Radar to track baby’s breathing and safety in crib

December 3rd, 2008 - 5:27 pm ICT by IANS  

Washington, Dec 3 (IANS) A technology that tracks enemy bombers and hurricanes will now detect another danger - when babies stop breathing.In a high-tech twist on the remote devices that allow parents to listen to or watch their baby from afar, University of Florida (UF) engineering researchers have built a prototype baby monitor that focuses on a baby’s breathing.

If his or her chest stops moving, the crib-mounted monitor detects the problem and sends an alarm to a portable unit kept by the parents.

“It’s a step beyond just watching the baby through a video link or hearing it cry,” said Jenshan Lin, a UF professor and principal investigator of the Doppler radar technology used in the monitor.

Parents buy millions of baby monitors every year in the US, but most transmit only sounds or video images of the baby - both useful, but only if a parent is listening or watching, according to an UF release.
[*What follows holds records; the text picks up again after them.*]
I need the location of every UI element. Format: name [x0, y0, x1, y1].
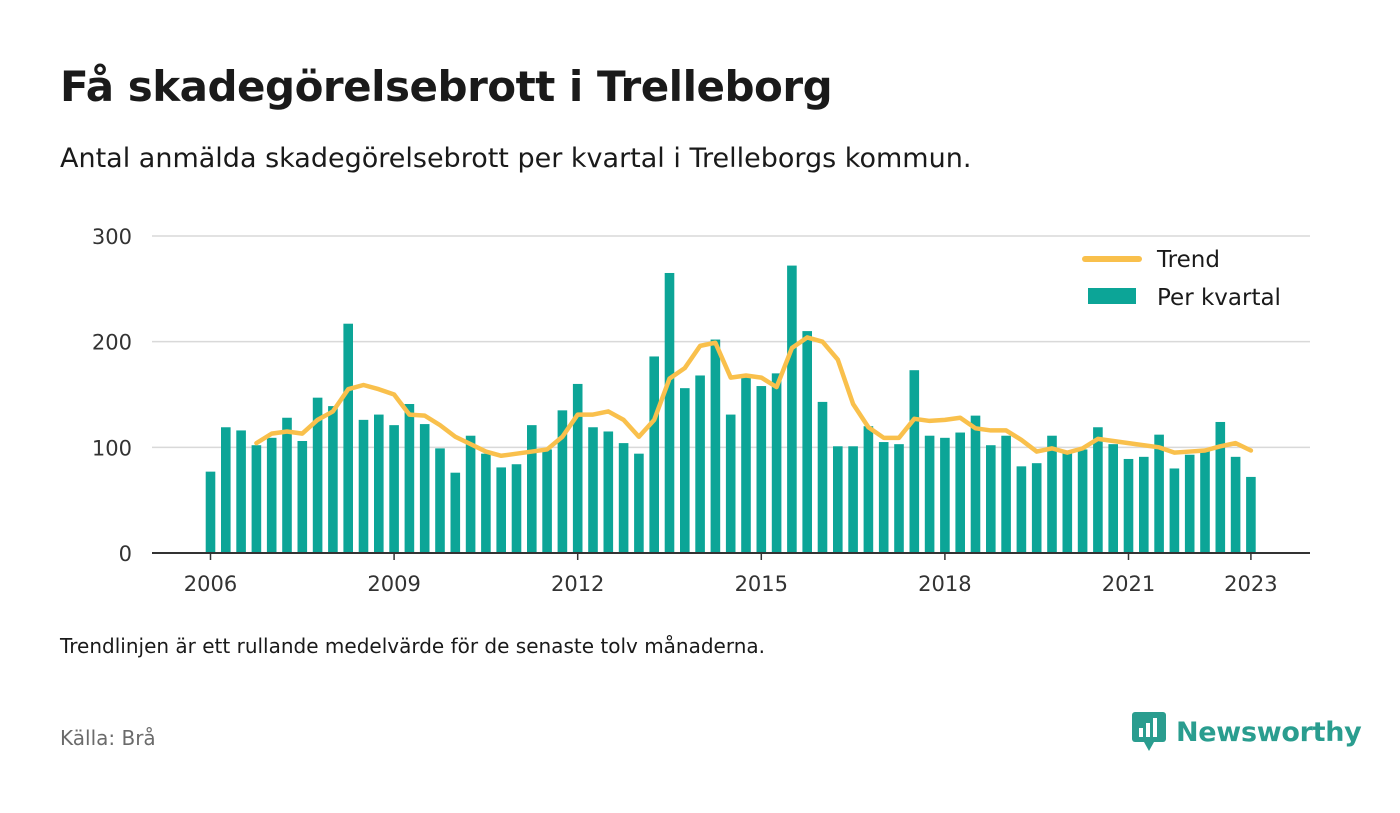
- chart-title: Få skadegörelsebrott i Trelleborg: [60, 62, 833, 111]
- bar: [787, 265, 797, 553]
- bar: [1200, 450, 1210, 553]
- bar: [1077, 449, 1088, 553]
- trend-line: [254, 335, 1254, 459]
- y-tick-label: 200: [92, 331, 132, 355]
- bar: [1154, 434, 1164, 553]
- bar: [1031, 463, 1042, 553]
- bar: [741, 374, 751, 553]
- legend: Trend Per kvartal: [1082, 247, 1281, 311]
- bar: [236, 430, 246, 553]
- bar: [1093, 427, 1103, 553]
- bar: [1108, 444, 1118, 553]
- bar: [817, 401, 828, 553]
- bar: [863, 426, 874, 553]
- bar: [649, 356, 659, 553]
- x-tick-label: 2021: [1102, 572, 1155, 596]
- bar: [1215, 421, 1226, 553]
- brand-logo[interactable]: Newsworthy: [1132, 712, 1362, 752]
- x-tick-label: 2023: [1224, 572, 1277, 596]
- chart-subtitle: Antal anmälda skadegörelsebrott per kvar…: [60, 143, 972, 174]
- x-tick-label: 2009: [367, 572, 420, 596]
- bar: [328, 406, 338, 553]
- bar: [221, 427, 231, 553]
- bar: [282, 417, 292, 553]
- bar: [435, 448, 445, 553]
- x-axis: 2006 2009 2012 2015 2018 2021 2023: [152, 552, 1310, 596]
- bar: [511, 464, 522, 553]
- bar: [527, 425, 537, 553]
- bar: [802, 331, 812, 553]
- bar: [496, 467, 506, 553]
- x-tick-label: 2012: [551, 572, 604, 596]
- bar: [1123, 458, 1134, 553]
- y-tick-label: 300: [92, 225, 132, 249]
- bar: [878, 442, 889, 553]
- bar: [251, 445, 262, 553]
- bar: [266, 437, 277, 553]
- trend-line-group: [254, 335, 1254, 459]
- bar: [695, 375, 705, 553]
- bar: [634, 453, 644, 553]
- y-tick-label: 0: [119, 542, 132, 566]
- bar: [940, 437, 950, 553]
- bar: [542, 449, 552, 553]
- bar: [389, 425, 399, 553]
- bar: [1047, 435, 1057, 553]
- x-tick-label: 2018: [918, 572, 971, 596]
- bar: [450, 472, 461, 553]
- bar: [1184, 454, 1195, 553]
- bar: [1230, 456, 1241, 553]
- bar: [1246, 476, 1256, 553]
- bar: [725, 414, 736, 553]
- bar: [343, 323, 353, 553]
- bar: [572, 383, 583, 553]
- y-tick-label: 100: [92, 436, 132, 460]
- bar: [848, 446, 858, 553]
- bar: [312, 397, 323, 553]
- legend-per-kvartal-label: Per kvartal: [1157, 285, 1281, 311]
- bar: [205, 471, 216, 553]
- bar: [1001, 435, 1011, 553]
- bar: [894, 444, 904, 553]
- bar: [603, 431, 614, 553]
- legend-per-kvartal-swatch: [1088, 288, 1136, 304]
- legend-trend-label: Trend: [1156, 247, 1220, 273]
- x-tick-label: 2015: [735, 572, 788, 596]
- bar: [986, 445, 996, 553]
- bar: [297, 440, 308, 553]
- newsworthy-logo-icon: [1132, 712, 1166, 751]
- bar: [833, 446, 843, 553]
- bar: [1062, 452, 1073, 553]
- bars-per-kvartal: [205, 265, 1256, 553]
- bar: [618, 443, 629, 553]
- bar: [771, 373, 782, 553]
- trend-note: Trendlinjen är ett rullande medelvärde f…: [60, 634, 766, 658]
- bar: [1139, 456, 1149, 553]
- x-tick-label: 2006: [184, 572, 237, 596]
- bar: [955, 432, 965, 553]
- bar: [710, 339, 721, 553]
- bar: [358, 419, 369, 553]
- bar: [374, 414, 384, 553]
- bar: [465, 435, 476, 553]
- bar: [557, 410, 568, 553]
- bar: [664, 272, 675, 553]
- brand-name: Newsworthy: [1176, 716, 1362, 748]
- bar: [1016, 466, 1027, 553]
- bar: [680, 388, 690, 553]
- bar: [419, 424, 430, 553]
- bar: [1169, 468, 1180, 553]
- bar: [756, 386, 767, 553]
- bar: [924, 435, 935, 553]
- bar: [909, 370, 920, 553]
- bar: [404, 404, 415, 553]
- source-text: Källa: Brå: [60, 726, 156, 750]
- bar: [588, 427, 598, 553]
- bar: [970, 415, 981, 553]
- bar: [481, 453, 491, 553]
- y-axis: 0 100 200 300: [92, 225, 132, 566]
Some recently available monitors also monitor babies’ movements and breathing, but Lin said he is not aware of any on the market that use wireless technology.

UF engineering students Changzhi Li, Julie Cummings, Jeffrey Lam, Eric Graves and Stephanie Jimenez designed the monitor.
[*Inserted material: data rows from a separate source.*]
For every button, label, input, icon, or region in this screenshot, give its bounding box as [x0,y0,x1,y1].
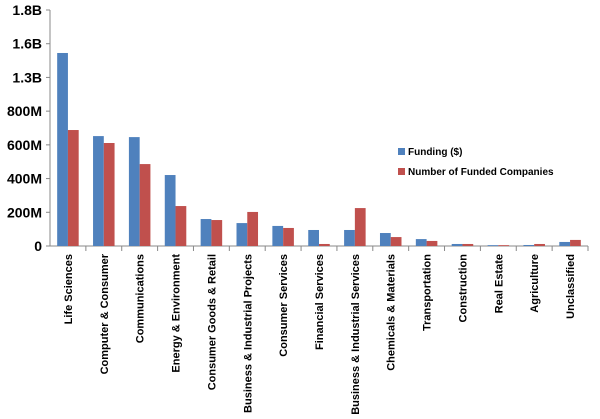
bar [103,143,115,246]
x-tick-label: Agriculture [529,254,541,313]
y-tick-label: 1.8B [12,2,42,18]
x-tick-label: Unclassified [565,254,577,319]
bar [354,208,366,246]
x-tick-label: Financial Services [314,254,326,350]
x-tick-label: Consumer Goods & Retail [206,254,218,390]
x-tick-label: Business & Industrial Projects [242,254,254,413]
y-tick-label: 1.6B [12,36,42,52]
legend-swatch [398,148,405,155]
bar [559,241,571,246]
x-tick-label: Computer & Consumer [99,253,111,374]
bar [344,229,355,246]
x-tick-label: Life Sciences [63,254,75,324]
x-tick-label: Chemicals & Materials [386,254,398,371]
bar [175,206,187,246]
bar [390,237,402,246]
bar [57,52,68,246]
bar [426,240,438,246]
y-tick-label: 200M [7,204,42,220]
bar [236,223,248,246]
bar [415,239,427,246]
legend-label: Funding ($) [408,147,462,158]
bar [523,244,535,246]
bar [164,175,176,246]
x-tick-label: Energy & Environment [171,254,183,373]
y-tick-label: 0 [34,238,42,254]
bar [319,243,330,246]
bar [570,239,581,246]
bar [451,243,463,246]
bar [272,225,284,246]
legend-label: Number of Funded Companies [408,167,554,178]
bar [139,164,151,246]
bar [534,243,545,246]
x-tick-label: Consumer Services [278,254,290,357]
legend-swatch [398,168,405,175]
bar [200,219,212,246]
bar [67,130,79,246]
bar [247,211,259,246]
y-tick-label: 800M [7,103,42,119]
bar [283,227,294,246]
bar [379,233,391,246]
y-tick-label: 1.3B [12,69,42,85]
bar [462,243,474,246]
bar [211,220,223,246]
bar [308,229,319,246]
bar [128,137,140,246]
x-tick-label: Business & Industrial Services [350,254,362,415]
bar [93,136,104,246]
bar [487,245,499,246]
x-tick-label: Transportation [422,254,434,331]
x-tick-label: Real Estate [493,254,505,313]
y-tick-label: 400M [7,171,42,187]
x-tick-label: Construction [457,254,469,323]
x-tick-label: Communications [135,254,147,343]
y-tick-label: 600M [7,137,42,153]
bar [498,245,510,246]
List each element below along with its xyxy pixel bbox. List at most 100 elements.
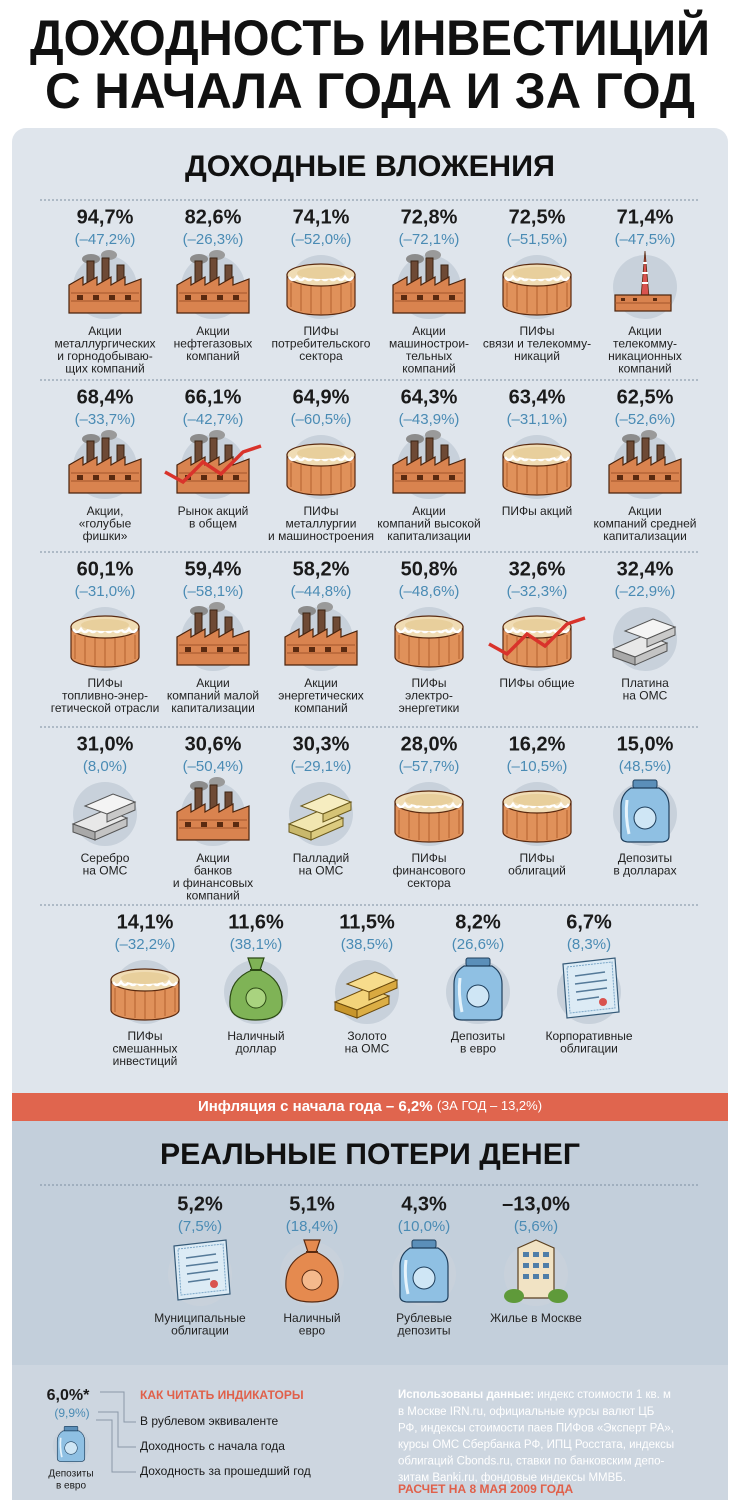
year-value: (8,3%) [567, 936, 611, 953]
sources-line: РФ, индексы стоимости паев ПИФов «Экспер… [398, 1423, 674, 1435]
item-label: никаций [514, 349, 560, 363]
item-label: Рынок акций [178, 504, 249, 518]
legend-connector [96, 1391, 136, 1473]
item-label: Рублевые [396, 1311, 452, 1325]
item-label: ПИФы акций [502, 504, 573, 518]
legend-label: Депозиты [48, 1469, 93, 1480]
year-value: (–43,9%) [399, 411, 460, 428]
year-value: (–47,2%) [75, 231, 136, 248]
item-label: в евро [460, 1042, 496, 1056]
item-label: доллар [236, 1042, 277, 1056]
item-label: облигаций [508, 864, 566, 878]
sources-lead: Использованы данные: [398, 1389, 534, 1401]
year-value: (–31,1%) [507, 411, 568, 428]
item-label: на ОМС [83, 864, 128, 878]
ytd-value: 32,6% [509, 558, 566, 580]
item-label: телекомму- [613, 337, 677, 351]
year-value: (–10,5%) [507, 758, 568, 775]
item-label: щих компаний [65, 362, 144, 376]
ytd-value: 68,4% [77, 386, 134, 408]
item-label: Акции, [87, 504, 124, 518]
ytd-value: 8,2% [455, 911, 501, 933]
year-value: (–47,5%) [615, 231, 676, 248]
icon [612, 606, 678, 671]
ytd-value: 60,1% [77, 558, 134, 580]
year-value: (–57,7%) [399, 758, 460, 775]
item-label: компаний [618, 362, 672, 376]
icon [334, 959, 400, 1024]
item-label: в общем [189, 517, 237, 531]
year-value: (48,5%) [619, 758, 672, 775]
year-value: (38,1%) [230, 936, 283, 953]
item-label: компаний [402, 362, 456, 376]
ytd-value: 72,8% [401, 206, 458, 228]
footer-panel [12, 1365, 728, 1500]
ytd-value: 30,6% [185, 733, 242, 755]
sources-text: индекс стоимости 1 кв. м [537, 1389, 671, 1401]
ytd-value: 64,3% [401, 386, 458, 408]
ytd-value: 74,1% [293, 206, 350, 228]
year-value: (38,5%) [341, 936, 394, 953]
item-label: ПИФы [520, 851, 555, 865]
ytd-value: 63,4% [509, 386, 566, 408]
ytd-value: 5,1% [289, 1193, 335, 1215]
title-line: С НАЧАЛА ГОДА И ЗА ГОД [45, 63, 695, 119]
item-label: Акции [196, 851, 230, 865]
item-label: энергетики [399, 701, 460, 715]
year-value: (–32,3%) [507, 583, 568, 600]
item-label: на ОМС [623, 689, 668, 703]
ytd-value: 62,5% [617, 386, 674, 408]
item-label: финансового [392, 864, 465, 878]
ytd-value: 11,6% [228, 911, 284, 933]
item-label: капитализации [387, 529, 471, 543]
item-label: Акции [412, 324, 446, 338]
title-line: ДОХОДНОСТЬ ИНВЕСТИЦИЙ [30, 9, 710, 66]
inflation-main: Инфляция с начала года – 6,2% [198, 1098, 433, 1115]
ytd-value: 5,2% [177, 1193, 223, 1215]
item-label: ПИФы [128, 1029, 163, 1043]
inflation-band [12, 1093, 728, 1121]
item-label: компаний [294, 701, 348, 715]
item-label: электро- [405, 689, 453, 703]
sources-line: в Москве IRN.ru, официальные курсы валют… [398, 1406, 654, 1418]
item-label: Акции [628, 324, 662, 338]
item-label: капитализации [603, 529, 687, 543]
item-label: никационных [608, 349, 682, 363]
item-label: облигации [171, 1324, 229, 1338]
ytd-value: 6,7% [566, 911, 612, 933]
legend-label: в евро [56, 1481, 87, 1492]
item-label: «голубые [79, 517, 132, 531]
item-label: Платина [621, 676, 669, 690]
ytd-value: 71,4% [617, 206, 674, 228]
year-value: (–31,0%) [75, 583, 136, 600]
legend-year: (9,9%) [54, 1406, 89, 1420]
item-label: Наличный [283, 1311, 340, 1325]
item-label: ПИФы [88, 676, 123, 690]
item-label: машинострои- [389, 337, 469, 351]
icon [556, 957, 622, 1024]
item-label: компаний средней [594, 517, 697, 531]
ytd-value: 28,0% [401, 733, 458, 755]
item-label: потребительского [272, 337, 371, 351]
trend-line [164, 444, 262, 485]
year-value: (–72,1%) [399, 231, 460, 248]
item-label: капитализации [171, 701, 255, 715]
item-label: ПИФы общие [499, 676, 574, 690]
legend-line: В рублевом эквиваленте [140, 1414, 279, 1428]
section-heading: ДОХОДНЫЕ ВЛОЖЕНИЯ [185, 150, 555, 183]
year-value: (26,6%) [452, 936, 505, 953]
item-label: гетической отрасли [51, 701, 160, 715]
sources-line: Использованы данные: индекс стоимости 1 … [398, 1389, 671, 1401]
item-label: Муниципальные [154, 1311, 246, 1325]
item-label: топливно-энер- [62, 689, 148, 703]
item-label: ПИФы [304, 504, 339, 518]
item-label: Акции [304, 676, 338, 690]
item-label: компаний малой [167, 689, 259, 703]
inflation-text: Инфляция с начала года – 6,2% (ЗА ГОД – … [198, 1098, 542, 1115]
losses-panel [12, 1120, 728, 1365]
item-label: компаний [186, 889, 240, 903]
item-label: на ОМС [299, 864, 344, 878]
item-label: Палладий [293, 851, 349, 865]
item-label: сектора [407, 876, 451, 890]
year-value: (–52,6%) [615, 411, 676, 428]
They produced a small-book-sized device that attaches to the crib just like a standard monitor. They also designed a remote station with red, blue, green and yellow lights, variously indicating the status of the baby’s vital signs, the battery life of the station and confirming the station’s wireless connection to the crib monitor.
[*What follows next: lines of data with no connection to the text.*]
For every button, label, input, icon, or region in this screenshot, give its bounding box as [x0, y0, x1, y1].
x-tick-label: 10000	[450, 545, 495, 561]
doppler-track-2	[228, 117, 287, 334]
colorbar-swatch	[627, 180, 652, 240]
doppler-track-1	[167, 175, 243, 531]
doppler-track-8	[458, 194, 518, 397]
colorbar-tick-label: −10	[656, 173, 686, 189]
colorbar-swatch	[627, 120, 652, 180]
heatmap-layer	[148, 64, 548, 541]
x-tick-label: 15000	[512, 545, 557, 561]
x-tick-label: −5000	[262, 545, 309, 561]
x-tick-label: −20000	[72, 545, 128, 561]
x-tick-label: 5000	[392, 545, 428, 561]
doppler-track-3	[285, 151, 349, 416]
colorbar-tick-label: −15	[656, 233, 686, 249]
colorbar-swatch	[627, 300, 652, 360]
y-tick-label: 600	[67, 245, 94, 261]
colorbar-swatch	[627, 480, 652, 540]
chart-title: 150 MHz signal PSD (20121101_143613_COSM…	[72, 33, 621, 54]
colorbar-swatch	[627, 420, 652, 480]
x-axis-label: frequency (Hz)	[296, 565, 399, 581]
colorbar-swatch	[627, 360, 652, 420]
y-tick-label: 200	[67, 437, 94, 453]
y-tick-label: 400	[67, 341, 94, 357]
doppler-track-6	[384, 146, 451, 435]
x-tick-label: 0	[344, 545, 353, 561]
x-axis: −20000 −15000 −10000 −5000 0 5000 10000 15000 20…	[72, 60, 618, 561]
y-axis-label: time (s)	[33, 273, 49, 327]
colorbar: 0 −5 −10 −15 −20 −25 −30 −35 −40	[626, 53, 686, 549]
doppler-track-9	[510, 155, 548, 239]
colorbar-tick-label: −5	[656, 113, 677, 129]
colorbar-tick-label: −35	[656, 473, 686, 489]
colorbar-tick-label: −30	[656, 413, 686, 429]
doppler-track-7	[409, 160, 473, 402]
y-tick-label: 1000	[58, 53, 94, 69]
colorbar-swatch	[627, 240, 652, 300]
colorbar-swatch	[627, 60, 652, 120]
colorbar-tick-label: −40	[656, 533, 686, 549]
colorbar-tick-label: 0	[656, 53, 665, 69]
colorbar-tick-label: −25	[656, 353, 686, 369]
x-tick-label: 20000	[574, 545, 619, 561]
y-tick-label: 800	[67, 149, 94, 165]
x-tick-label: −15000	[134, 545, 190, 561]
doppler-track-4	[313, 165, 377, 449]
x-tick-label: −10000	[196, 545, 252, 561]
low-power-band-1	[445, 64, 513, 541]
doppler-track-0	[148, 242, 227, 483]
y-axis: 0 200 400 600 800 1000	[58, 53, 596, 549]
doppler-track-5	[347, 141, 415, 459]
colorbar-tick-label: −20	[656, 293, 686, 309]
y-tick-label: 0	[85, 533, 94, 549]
The station emits a loud alarm and flashes a red light when the monitor detects that the baby’s breathing activity has fallen below a preset threshold, or that he or she has stopped breathing.

Future versions could also detect heartbeat, using a higher frequency signal, Lin said.

The crib monitor’s signals are of very low power and not harmful to the baby or parents, Lin added. While a standard cell phone emits about one watt of power, the Doppler radar emits just one ten-thousandth of a watt of power, he said.

The findings will appear in the February issue of IEEE Microwave Magazine.